Generally speaking, employers have to share any information that they have relating to workplace hazards in a timely and meaningful way. This need for communication is so important that it even extends to advising workers of risks they may face from people with a history of violence (i.e. a co-worker, customer, etc.) where the encounter is likely to expose the workers to physical injury. Obviously, this kind of information can be highly personal (i.e. records of conviction, psychiatric record, etc.) and employers need to balance any privacy interests against the need to communicate information to workers. This should be done by limiting disclosure to the information that needs to be shared to protect worker safety. These obligations are set out in sections 32.0.5(3) and (4) of the Act.
The Act also obligates employers to provide workers with proper information and instruction on the business’s workplace violence program. This includes training on the measures and procedures that the business put in place to address any hazards that were identified in the assessment, as well as how to respond if there is an incident of workplace violence. These obligations are set out in sections 32.0.5(1) and (2) of the Act.

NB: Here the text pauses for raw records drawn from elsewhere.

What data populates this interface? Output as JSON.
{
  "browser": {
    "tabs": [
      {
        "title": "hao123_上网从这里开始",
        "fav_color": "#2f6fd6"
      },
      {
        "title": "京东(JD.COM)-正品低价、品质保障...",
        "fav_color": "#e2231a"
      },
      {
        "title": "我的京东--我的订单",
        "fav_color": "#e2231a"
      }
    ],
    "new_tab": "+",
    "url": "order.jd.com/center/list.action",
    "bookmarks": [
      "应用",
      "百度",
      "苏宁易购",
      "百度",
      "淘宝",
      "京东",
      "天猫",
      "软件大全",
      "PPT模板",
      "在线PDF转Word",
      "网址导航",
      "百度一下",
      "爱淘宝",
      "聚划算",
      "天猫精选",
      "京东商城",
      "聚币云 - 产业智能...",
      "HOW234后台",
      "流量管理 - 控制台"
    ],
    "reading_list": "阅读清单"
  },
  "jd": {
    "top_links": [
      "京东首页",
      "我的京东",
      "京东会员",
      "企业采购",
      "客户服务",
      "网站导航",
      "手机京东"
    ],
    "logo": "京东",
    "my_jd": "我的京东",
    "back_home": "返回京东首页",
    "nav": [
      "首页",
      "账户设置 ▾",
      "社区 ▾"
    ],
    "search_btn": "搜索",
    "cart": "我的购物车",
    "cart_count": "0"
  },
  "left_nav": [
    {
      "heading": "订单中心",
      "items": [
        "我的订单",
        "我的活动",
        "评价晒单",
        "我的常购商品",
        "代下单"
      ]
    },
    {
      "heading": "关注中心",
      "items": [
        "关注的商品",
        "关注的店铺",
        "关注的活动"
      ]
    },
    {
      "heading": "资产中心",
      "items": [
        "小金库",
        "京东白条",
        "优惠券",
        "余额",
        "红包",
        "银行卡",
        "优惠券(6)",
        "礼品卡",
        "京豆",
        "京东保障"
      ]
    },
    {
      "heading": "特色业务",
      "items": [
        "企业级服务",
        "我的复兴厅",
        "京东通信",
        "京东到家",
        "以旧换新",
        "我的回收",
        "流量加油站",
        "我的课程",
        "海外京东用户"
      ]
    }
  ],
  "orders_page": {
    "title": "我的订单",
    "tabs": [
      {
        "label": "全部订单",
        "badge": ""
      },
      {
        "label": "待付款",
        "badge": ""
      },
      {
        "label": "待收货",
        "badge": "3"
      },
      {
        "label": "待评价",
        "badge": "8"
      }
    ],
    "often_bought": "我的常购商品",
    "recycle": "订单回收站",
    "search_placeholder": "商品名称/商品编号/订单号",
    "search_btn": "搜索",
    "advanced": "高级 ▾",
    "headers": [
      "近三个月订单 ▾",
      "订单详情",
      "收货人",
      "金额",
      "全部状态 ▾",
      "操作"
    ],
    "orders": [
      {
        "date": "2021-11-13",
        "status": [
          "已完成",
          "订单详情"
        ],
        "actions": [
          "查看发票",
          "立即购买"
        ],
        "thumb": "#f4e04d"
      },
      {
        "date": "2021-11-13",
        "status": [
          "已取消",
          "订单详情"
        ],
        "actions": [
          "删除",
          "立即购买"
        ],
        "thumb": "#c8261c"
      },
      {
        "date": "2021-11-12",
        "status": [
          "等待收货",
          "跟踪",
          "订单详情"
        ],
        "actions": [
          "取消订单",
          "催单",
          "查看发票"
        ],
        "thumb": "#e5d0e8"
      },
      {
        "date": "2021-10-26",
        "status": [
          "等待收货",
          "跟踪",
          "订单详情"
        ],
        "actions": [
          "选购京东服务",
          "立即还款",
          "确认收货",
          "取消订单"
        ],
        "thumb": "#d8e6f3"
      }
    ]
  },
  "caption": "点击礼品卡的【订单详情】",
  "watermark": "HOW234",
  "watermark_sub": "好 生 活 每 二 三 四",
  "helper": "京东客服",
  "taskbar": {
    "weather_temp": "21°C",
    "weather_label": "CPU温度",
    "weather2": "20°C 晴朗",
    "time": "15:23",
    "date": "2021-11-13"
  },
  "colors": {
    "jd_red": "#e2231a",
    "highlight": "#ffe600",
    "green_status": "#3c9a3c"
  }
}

Proper training should include, at a minimum, providing workers with copies of any underlying materials, meaningful review of the material with a supervisor, and refresher or update sessions as may be appropriate. Records of each of these steps should also be kept.
Sadly, workplace violence is a continuing problem in Ontario. Employers can address it only by assessing the risks particular to their business, developing responses to those risks, and informing and training their workers on those risks and responses. Approaching the problem may seem like a daunting task at first, but by following the three steps noted above, employers can go a long way toward tackling the problem, making their workplaces safe for their workers, and bringing their business into compliance with the workplace violence provisions of the Act.